Born in the Little Italy section of New York City in 1911, Barbera worked as a New York banker until the 1930's when Collier's Magazine published some of his hand drawn comics. After studying art at the Pratt Institute in Brooklyn, Barbera honed his animation skills at the Van Beuren animation studios in New York.

It wasn't until 1937 when Barbera was hired by MGM as an animator and writer that he met William Hanna, whom MGM had also just hired as a director and story editor.
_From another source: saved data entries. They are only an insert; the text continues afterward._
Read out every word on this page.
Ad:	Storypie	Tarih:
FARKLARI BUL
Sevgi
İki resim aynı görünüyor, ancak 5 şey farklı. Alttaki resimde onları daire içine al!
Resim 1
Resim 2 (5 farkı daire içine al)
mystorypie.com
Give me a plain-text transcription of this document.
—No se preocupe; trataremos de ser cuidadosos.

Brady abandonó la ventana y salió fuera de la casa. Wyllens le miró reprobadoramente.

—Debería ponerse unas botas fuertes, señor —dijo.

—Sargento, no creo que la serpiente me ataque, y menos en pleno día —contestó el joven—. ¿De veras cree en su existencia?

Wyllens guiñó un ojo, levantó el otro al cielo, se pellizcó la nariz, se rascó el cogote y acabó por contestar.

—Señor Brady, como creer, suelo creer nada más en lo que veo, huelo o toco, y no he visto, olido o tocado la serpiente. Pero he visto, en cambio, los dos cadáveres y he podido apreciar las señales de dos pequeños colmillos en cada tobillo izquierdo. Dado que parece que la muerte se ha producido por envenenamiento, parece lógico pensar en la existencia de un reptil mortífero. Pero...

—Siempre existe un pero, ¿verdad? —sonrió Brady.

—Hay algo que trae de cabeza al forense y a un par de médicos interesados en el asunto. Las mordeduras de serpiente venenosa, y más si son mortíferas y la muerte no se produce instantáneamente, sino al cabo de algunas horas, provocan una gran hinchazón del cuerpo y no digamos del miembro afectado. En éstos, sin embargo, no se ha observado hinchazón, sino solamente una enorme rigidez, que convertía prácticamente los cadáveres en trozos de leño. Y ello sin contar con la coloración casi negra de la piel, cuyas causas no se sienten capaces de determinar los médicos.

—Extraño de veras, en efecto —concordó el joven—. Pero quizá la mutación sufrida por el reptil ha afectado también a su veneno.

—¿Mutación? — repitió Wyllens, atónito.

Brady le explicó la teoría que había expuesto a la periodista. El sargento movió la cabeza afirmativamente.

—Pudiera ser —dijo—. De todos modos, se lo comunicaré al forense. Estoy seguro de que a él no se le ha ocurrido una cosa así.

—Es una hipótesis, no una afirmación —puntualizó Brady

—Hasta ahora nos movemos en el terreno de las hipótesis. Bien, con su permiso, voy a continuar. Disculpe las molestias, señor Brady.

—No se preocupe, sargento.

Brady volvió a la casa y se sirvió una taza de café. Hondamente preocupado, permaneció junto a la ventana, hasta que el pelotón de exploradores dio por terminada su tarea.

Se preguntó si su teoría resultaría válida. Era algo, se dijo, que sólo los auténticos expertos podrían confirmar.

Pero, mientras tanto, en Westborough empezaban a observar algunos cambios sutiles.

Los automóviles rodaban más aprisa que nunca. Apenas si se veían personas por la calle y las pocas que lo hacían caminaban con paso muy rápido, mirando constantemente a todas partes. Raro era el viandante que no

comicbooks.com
Hanna's comedic timing and ability to manage top creative talent were the ideal complement to Barbera's animation skills and storytelling instincts.

The pair's first collaboration at MGM was entitled "Puss Gets the Boot," which led to the creation of the cartoon cat and mouse Tom and Jerry. The animation partners won acclaim in the 1940s when their cartoon duo danced alongside Gene Kelly and other live-action stars in motion pictures such as "Anchors Aweigh."

When MGM eliminated the studio's animation department, Hanna and Barbera decided to make cartoons directly for the small screen. In 1957, Hanna-Barbera Studios opened its doors as one of the first independent animation studios to produce series television.

In 1960, the team created TV's first animated family sitcom, "The Flintstones." The show was the first animated series to air in primetime, the first animated series to go beyond the six or seven-minute cartoon format, and the first animated series to feature human characters. The series ran for six years and went on to become the top-ranking animated program in syndication history.

The company was acquired in 1991 by Turner Broadcasting, which made the 300-plus cartoon series library the cornerstone of the Cartoon Network cable channel. Turner was bought by Time Warner Inc. in 1996, and Hanna-Barbera was absorbed into Warner Bros Animation in 2001.

Barbera wrote his autobiography, "My Life In Toons" in 1994. He is survived by his wife Sheila, and three children by a previous marriage.